ABERMAN: David, last question before I let you go. You’re at the front, Don Quixote, with the flag. What are we not doing, as a region, that we need to do to help you?
BOWERS: What we’re not doing, as a region, I think, is one: being honest and open about the scale of the problem. When we talk about 150,000 families that are living severely cost-burdened, which means they’re paying more than half of their income for their rent, when you talk about 150,000 new low-income households that are coming here, when we think about the fact this could be a 25 to 35 billion dollar requirement in terms of solving for this issue, in our region, a lot of folks are scared off by the numbers. And so, number one, we have to just admit and say out loud, the scope and scale of the problem.
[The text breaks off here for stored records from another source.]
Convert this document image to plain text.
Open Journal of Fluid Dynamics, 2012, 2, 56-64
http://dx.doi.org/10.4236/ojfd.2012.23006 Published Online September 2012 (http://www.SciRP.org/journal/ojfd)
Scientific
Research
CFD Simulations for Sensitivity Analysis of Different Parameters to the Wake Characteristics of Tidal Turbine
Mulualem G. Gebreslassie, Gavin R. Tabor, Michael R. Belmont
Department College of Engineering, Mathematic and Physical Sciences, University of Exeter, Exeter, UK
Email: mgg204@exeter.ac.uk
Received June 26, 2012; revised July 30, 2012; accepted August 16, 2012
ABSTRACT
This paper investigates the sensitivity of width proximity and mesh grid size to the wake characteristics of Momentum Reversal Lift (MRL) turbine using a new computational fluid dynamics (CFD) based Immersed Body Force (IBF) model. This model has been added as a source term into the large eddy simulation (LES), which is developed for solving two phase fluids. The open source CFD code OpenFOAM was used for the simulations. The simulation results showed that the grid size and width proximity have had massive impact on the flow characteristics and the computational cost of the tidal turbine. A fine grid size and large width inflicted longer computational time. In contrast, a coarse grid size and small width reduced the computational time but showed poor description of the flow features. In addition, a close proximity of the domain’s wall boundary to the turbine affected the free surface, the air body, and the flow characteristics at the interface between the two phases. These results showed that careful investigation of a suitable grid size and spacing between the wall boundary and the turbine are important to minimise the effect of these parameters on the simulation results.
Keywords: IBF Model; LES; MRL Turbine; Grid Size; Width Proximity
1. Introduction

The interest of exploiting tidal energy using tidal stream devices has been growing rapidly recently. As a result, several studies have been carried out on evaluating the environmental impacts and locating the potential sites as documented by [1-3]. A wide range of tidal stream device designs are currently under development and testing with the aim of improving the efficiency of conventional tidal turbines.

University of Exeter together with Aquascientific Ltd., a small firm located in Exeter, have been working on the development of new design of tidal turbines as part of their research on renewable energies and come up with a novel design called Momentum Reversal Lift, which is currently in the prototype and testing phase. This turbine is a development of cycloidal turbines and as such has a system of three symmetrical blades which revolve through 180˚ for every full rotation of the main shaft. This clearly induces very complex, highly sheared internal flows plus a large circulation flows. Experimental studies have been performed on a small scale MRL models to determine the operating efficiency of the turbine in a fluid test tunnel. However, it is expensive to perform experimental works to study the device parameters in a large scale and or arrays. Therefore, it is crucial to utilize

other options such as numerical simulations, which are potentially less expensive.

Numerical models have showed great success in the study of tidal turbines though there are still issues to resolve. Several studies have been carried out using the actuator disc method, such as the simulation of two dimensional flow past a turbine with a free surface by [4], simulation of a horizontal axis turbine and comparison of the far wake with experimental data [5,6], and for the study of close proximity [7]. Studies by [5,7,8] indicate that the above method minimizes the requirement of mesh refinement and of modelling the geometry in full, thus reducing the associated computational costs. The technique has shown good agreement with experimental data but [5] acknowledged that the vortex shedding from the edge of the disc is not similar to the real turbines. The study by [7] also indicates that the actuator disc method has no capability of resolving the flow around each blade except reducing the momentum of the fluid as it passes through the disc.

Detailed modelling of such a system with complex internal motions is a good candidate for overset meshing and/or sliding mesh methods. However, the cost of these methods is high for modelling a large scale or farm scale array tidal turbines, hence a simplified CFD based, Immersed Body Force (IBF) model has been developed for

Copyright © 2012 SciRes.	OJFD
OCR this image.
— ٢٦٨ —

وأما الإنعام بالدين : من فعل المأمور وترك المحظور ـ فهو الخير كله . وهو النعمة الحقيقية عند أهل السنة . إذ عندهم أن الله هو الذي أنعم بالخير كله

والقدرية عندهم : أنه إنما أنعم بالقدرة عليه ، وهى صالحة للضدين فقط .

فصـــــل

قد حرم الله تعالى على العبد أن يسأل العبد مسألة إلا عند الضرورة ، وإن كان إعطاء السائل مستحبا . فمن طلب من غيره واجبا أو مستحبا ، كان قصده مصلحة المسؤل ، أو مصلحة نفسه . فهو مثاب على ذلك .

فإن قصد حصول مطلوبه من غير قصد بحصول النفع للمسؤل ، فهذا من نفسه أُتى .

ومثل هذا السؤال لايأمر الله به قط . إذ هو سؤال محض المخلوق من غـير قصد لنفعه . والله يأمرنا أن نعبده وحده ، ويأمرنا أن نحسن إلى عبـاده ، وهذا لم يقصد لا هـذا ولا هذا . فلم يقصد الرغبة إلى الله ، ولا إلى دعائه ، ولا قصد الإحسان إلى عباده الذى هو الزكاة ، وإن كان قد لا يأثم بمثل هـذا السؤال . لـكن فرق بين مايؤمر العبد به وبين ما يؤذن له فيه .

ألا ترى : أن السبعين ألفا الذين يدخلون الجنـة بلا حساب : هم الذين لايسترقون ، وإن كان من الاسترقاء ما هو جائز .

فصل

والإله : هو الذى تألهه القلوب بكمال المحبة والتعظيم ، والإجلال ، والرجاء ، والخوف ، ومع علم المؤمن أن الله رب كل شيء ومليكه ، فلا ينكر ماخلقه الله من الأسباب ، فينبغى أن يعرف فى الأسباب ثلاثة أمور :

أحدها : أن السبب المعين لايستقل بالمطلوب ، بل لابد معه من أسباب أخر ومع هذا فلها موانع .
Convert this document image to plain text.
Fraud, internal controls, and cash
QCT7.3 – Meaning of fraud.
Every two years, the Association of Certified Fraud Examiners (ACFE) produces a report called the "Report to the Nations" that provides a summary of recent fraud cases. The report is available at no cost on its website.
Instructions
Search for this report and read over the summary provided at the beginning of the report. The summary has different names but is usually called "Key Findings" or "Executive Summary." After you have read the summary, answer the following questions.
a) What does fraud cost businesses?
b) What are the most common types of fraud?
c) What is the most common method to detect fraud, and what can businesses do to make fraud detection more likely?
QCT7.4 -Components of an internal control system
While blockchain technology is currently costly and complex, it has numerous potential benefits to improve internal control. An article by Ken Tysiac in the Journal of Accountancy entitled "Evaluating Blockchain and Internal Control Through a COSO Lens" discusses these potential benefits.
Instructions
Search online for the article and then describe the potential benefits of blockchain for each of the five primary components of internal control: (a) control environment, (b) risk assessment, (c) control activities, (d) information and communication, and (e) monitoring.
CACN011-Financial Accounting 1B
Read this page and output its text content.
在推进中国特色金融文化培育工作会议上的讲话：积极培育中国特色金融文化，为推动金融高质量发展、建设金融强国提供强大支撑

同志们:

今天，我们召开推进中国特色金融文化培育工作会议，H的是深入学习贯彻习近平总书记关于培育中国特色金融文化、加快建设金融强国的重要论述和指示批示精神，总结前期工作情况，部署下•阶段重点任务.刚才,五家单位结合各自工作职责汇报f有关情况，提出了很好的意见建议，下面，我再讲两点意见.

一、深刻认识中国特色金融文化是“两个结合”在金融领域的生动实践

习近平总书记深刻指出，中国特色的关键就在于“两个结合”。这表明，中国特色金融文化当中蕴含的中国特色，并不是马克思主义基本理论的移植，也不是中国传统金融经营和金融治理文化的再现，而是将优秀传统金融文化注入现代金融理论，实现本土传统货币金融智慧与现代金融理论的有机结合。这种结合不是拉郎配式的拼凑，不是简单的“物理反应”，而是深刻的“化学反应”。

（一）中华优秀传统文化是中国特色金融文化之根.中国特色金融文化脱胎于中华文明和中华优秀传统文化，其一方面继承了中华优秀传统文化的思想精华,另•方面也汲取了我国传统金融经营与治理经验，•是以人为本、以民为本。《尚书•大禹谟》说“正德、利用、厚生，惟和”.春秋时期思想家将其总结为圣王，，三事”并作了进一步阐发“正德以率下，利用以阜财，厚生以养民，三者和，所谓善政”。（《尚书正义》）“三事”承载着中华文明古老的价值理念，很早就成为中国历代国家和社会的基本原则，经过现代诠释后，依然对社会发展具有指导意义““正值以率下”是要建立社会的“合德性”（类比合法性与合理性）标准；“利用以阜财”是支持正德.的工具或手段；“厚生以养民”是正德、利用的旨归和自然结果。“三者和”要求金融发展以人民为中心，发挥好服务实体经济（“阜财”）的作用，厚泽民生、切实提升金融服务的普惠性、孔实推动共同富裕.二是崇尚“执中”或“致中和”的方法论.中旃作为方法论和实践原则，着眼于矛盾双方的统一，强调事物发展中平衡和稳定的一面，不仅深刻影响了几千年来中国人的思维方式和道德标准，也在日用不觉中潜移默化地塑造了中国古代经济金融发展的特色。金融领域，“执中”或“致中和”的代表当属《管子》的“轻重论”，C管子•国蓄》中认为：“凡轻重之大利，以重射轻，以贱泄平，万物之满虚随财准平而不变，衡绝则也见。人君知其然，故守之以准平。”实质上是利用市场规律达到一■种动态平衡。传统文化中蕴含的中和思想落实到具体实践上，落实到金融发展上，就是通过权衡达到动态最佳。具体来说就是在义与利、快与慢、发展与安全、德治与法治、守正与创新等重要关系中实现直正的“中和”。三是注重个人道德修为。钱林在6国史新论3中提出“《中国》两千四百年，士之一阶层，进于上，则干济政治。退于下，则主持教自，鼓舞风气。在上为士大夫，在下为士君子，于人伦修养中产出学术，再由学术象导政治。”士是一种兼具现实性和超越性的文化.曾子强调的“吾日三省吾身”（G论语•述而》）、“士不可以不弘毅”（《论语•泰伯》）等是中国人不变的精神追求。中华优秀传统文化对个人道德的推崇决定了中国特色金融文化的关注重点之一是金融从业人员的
The second thing we really need to do is: decision makers, policy makers, from boardrooms, to city halls, and mayor’s offices, I think, need to quantify their responses in terms of the need. So, what I like to say is, stop pulling out willy-nilly numbers. So, let’s do five million, or twenty million, or 100 million. Let’s make sure that the budget number decisions that we’re making are tied to solving for percentage of the need. And the final thing is: we need more actual dollars invested, and the implementation of good policies that we know can work to reduce cost.
ABERMAN: If you’re wondering who is in the forefront of dealing with affordable housing, and you don’t know who else to look to, check out and find David Bowers. Thanks for joining us in the studio today, David, it was great to have you.
BOWERS: Jonathan, thanks, great to be with you.